Introduction

Autosomal recessive polycystic kidney disease (ARPKD [MIM 263200]) is an important cause of renal- and liver-related morbidity and mortality in neonates and infants, occurring in 1 in about 20,000 live births (Guay-Woodford et al. 1996; Zerres et al. 2003). Principal histological manifestations involve the fusiform dilation of renal collecting ducts and hepatobiliary ductal plate malformation. Severely affected neonates display massively enlarged, echogenic kidneys resulting in a “Potter” oligohydramnios phenotype. About 30–50% of affected newborns die shortly after birth from respiratory insufficiency. Those who survive the neonatal period or present later in life express widely variable disease phenotypes with systemic hypertension, end-stage renal disease and sequelae of portal hypertension (Guay-Woodford and Desmond 2003; Bergmann et al. 2005a).

The PKHD1 gene (MIM 606702) for ARPKD on chromosome 6p12 is an exceptionally large gene with a minimum of 86 exons (Ward et al. 2002; Onuchic et al. 2002). The longest open reading frame (ORF) comprises 66 exons encoding a protein of 4,074 amino acids. There is increasing evidence that PKHD1 and its murine orthologue undergo a complex pattern of alternative splicing (Onuchic et al. 2002; Nagasawa et al. 2002) pointing to its biological impact. Recent data suggest the existence of various, partly secreted polyductin isoproteins with putatively different functions and Notch-like post-translational processing (Menezes et al. 2004; Hiesberger et al. 2005; Kaimori et al. 2005; Masyuk et al. 2005). The predicted full-length protein polyductin/fibrocystin represents a novel putative integral membrane protein with a possible function as a receptor. Protein expression in kidney and liver is consistent with the sites affected by the disorder. In common with most other cystoproteins, polyductin has been shown to be localised to primary cilia with concentration in the basal body area (Masyuk et al. 2003; Ward et al. 2003; Menezes et al. 2004; Wang et al. 2004; Zhang et al. 2004).
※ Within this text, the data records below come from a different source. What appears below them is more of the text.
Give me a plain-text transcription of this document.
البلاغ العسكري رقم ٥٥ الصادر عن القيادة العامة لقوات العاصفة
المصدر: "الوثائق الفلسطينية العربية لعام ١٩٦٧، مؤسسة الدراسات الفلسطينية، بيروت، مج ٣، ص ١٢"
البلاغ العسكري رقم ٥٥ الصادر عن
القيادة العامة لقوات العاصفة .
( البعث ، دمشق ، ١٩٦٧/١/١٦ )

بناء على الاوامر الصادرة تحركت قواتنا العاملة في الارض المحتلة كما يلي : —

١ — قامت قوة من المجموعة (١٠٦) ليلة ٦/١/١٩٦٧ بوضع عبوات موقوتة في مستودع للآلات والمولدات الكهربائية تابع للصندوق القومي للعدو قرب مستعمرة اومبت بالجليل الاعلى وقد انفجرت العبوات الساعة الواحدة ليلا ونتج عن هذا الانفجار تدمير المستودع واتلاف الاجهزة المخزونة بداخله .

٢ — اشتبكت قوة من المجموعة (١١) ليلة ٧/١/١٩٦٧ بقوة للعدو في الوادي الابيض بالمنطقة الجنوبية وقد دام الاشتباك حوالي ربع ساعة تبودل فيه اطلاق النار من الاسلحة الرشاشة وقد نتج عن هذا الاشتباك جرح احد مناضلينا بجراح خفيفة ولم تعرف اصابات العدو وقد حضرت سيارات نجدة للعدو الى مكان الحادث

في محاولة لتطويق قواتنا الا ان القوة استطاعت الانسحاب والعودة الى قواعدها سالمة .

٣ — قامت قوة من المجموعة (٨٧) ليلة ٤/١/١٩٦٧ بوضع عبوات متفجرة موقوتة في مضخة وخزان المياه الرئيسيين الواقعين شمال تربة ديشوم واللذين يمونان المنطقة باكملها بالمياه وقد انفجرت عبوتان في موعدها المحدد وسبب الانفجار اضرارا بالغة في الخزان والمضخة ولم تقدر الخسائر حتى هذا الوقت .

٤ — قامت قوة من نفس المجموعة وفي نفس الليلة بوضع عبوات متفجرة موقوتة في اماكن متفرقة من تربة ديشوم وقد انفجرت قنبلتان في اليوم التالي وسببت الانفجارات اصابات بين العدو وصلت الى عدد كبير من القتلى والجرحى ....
Currently, almost 300 different PKHD1 micromutations (point mutations and small deletions/duplications/insertions) on about 700 mutated alleles are listed in the locus-specific database (as of 9 May 2006) (http://www.humgen.rwth-aachen.de; Onuchic et al. 2002; Ward et al. 2002; Bergmann et al. 2003, 2004a, 2004b, 2005a, 2005b and own unpublished data; Furu et al. 2003; Rossetti et al. 2003; Losekoot et al. 2005; Sharp et al. 2005). The large size of the gene, lack of knowledge of the encoded protein’s/proteins’ function(s), and the supposed complex pattern of splicing pose significant challenges to the prediction of the functional consequences of PKHD1 sequence alterations. Moreover, the wide variety of different PKHD1 mutations with the majority of changes unique to single families in “non-isolate” populations sets further requirements for investigation. Thus, special note is warranted in differentiating pathogenic nucleotide substitutions from harmless sequence variants.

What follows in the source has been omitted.